❝ Keep going with him, maybe that is the right thing to do. ❞
—Ferral.Hari ini adalah salah satu hari yang penting, jadi mereka harus mengikuti upacara. Semua mengeluh, terutama Dira, kakinya sudah baik-baik saja dan Bu Reni tau itu. Jadi ia dipaksa untuk mengikuti upacara dan bila sudah tidak kuat, ia bisa keluar dari barisan.
Apalagi Rena dan Kezia yang dua hari lalu sudah mengikuti upacara. Saat ini mereka sedang menggerutu kesal sembari melindungi wajahnya dari sinar matahari dengan telapak tangan mereka.
Sebenarnya bukan upacara yang membuat mereka malas ataupun sinar matahari pagi yang menyengat. Tetapi karna ocehan dari pembina yang terbilang cukup lama membuat mereka semua mengeluh kesal. Dira mengipas-ngipas wajahnya yang sudah mulai memerah akibat sinar matahari yang menerpa kulit wajahnya.
Di tambah Devan tidak datang ke sekolah dengan alasan sakit padahal ia hanya malas karna belum mengerjakan tugas minggu lalunya. Dira menyenggol lengan temannya. "Masih lama?" tanyanya dengan nada judes membuat siapapun yang ditanya dengan nada itu ikut emosi.
Tapi yang Dira tempati bertanya, tidak akan ikut emosi karna ia terkenal sebagai orang paling sabar di SMA Garuda ini. Perempuan itu tersenyum. "Masih lama kayaknya Ra."
Dira melirik barisan di sampingnya, lebih tepatnya barisan yang bersebelahan dengan kelasnya, Bahasa. Ada salah satu Anak Bahasa yang lumayan menurut Dira, wajahnya sempat masuk ke dalam kriteria laki-laki idamannya. Dira sempat mendekati laki-laki itu tapi harapannya sirna saat tau bahwa laki-laki itu sudah mempunyai kekasih. Orang itu, Aqsa.
Senyumnya merekah saat mendapati punggung lebar itu. Dengan gerakan cepatnya, Dira sudah berpindah barisan tanpa ada yang menyadari. Dira bergerak dengan pelan-pelan tanpa membuat keributan seperti biasanya.
Karna ia tau, mantan gebetannya tidak suka dengan keributan. "Hai," sapanya saat ia sudah berdiri di depan mantan gebetannya.
"Kenapa ke sini?"
Dira menampilkan deretan gigi rapihnya. "Aqsa, Dira berdiri di depan Aqsa ya?
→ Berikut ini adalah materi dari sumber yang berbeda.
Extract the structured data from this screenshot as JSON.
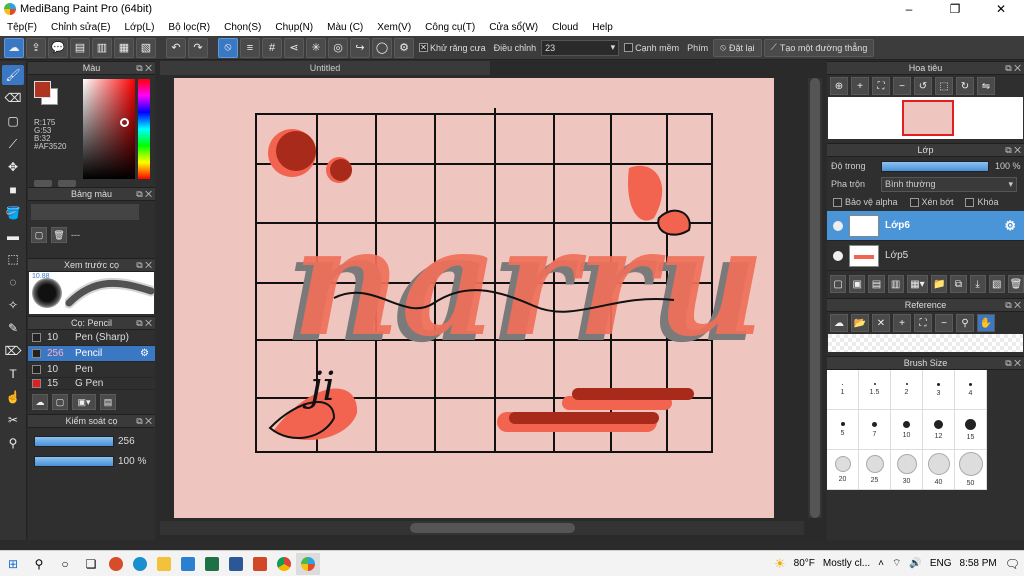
{
  "window": {
    "title": "MediBang Paint Pro (64bit)",
    "minimize": "–",
    "restore": "❐",
    "close": "✕"
  },
  "menu": [
    "Tệp(F)",
    "Chỉnh sửa(E)",
    "Lớp(L)",
    "Bộ lọc(R)",
    "Chọn(S)",
    "Chụp(N)",
    "Màu (C)",
    "Xem(V)",
    "Công cụ(T)",
    "Cửa sổ(W)",
    "Cloud",
    "Help"
  ],
  "toolbar": {
    "antialias_label": "Khử răng cưa",
    "adjust_label": "Điều chỉnh",
    "adjust_value": "23",
    "smooth_label": "Cạnh mềm",
    "key_label": "Phím",
    "reset_label": "Đặt lại",
    "line_label": "Tạo một đường thẳng"
  },
  "panels": {
    "color": {
      "title": "Màu",
      "r": "R:175",
      "g": "G:53",
      "b": "B:32",
      "hex": "#AF3520",
      "fg": "#AF3520"
    },
    "palette": {
      "title": "Bảng màu",
      "value": "---"
    },
    "brush_preview": {
      "title": "Xem trước cọ",
      "size": "10.88"
    },
    "brushes": {
      "title": "Cọ: Pencil",
      "items": [
        {
          "size": "10",
          "name": "Pen (Sharp)"
        },
        {
          "size": "256",
          "name": "Pencil"
        },
        {
          "size": "10",
          "name": "Pen"
        },
        {
          "size": "15",
          "name": "G Pen"
        }
      ]
    },
    "brush_control": {
      "title": "Kiểm soát cọ",
      "size": "256",
      "opacity": "100 %"
    },
    "navigator": {
      "title": "Hoa tiêu"
    },
    "layer": {
      "title": "Lớp",
      "opacity_label": "Độ trong",
      "opacity_value": "100 %",
      "blend_label": "Pha trộn",
      "blend_value": "Bình thường",
      "protect_label": "Bảo vệ alpha",
      "clip_label": "Xén bớt",
      "lock_label": "Khóa",
      "layers": [
        "Lớp6",
        "Lớp5"
      ]
    },
    "reference": {
      "title": "Reference"
    },
    "brush_size": {
      "title": "Brush Size",
      "sizes": [
        "1",
        "1.5",
        "2",
        "3",
        "4",
        "5",
        "7",
        "10",
        "12",
        "15",
        "20",
        "25",
        "30",
        "40",
        "50"
      ]
    }
  },
  "document": {
    "tab": "Untitled",
    "artwork_text": "narru",
    "artwork_sub": "ji"
  },
  "taskbar": {
    "weather_temp": "80°F",
    "weather_text": "Mostly cl...",
    "lang": "ENG",
    "time": "8:58 PM"
  },
  "colors": {
    "accent": "#3b78c4",
    "canvas_bg": "#efc5bf",
    "coral": "#f26450",
    "dark_red": "#a82a1a"
  }
}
Panas," pintanya dengan wajah yang sudah ia buat sedemikian rupa agar Aqsa berhati dingin itu luluh.
Tanpa menjawab, Aqsa hanya menghela nafasnya kasar. Walaupun risih diganggu oleh Dira, tapi Aqsa sama sekali tidak pernah membentak ataupun menyuruh Dira jauh-jauh darinya. Walaupun hatinya sedingin es batu, tapi Aqsa juga tidak berani menyakiti hati seorang perempuan.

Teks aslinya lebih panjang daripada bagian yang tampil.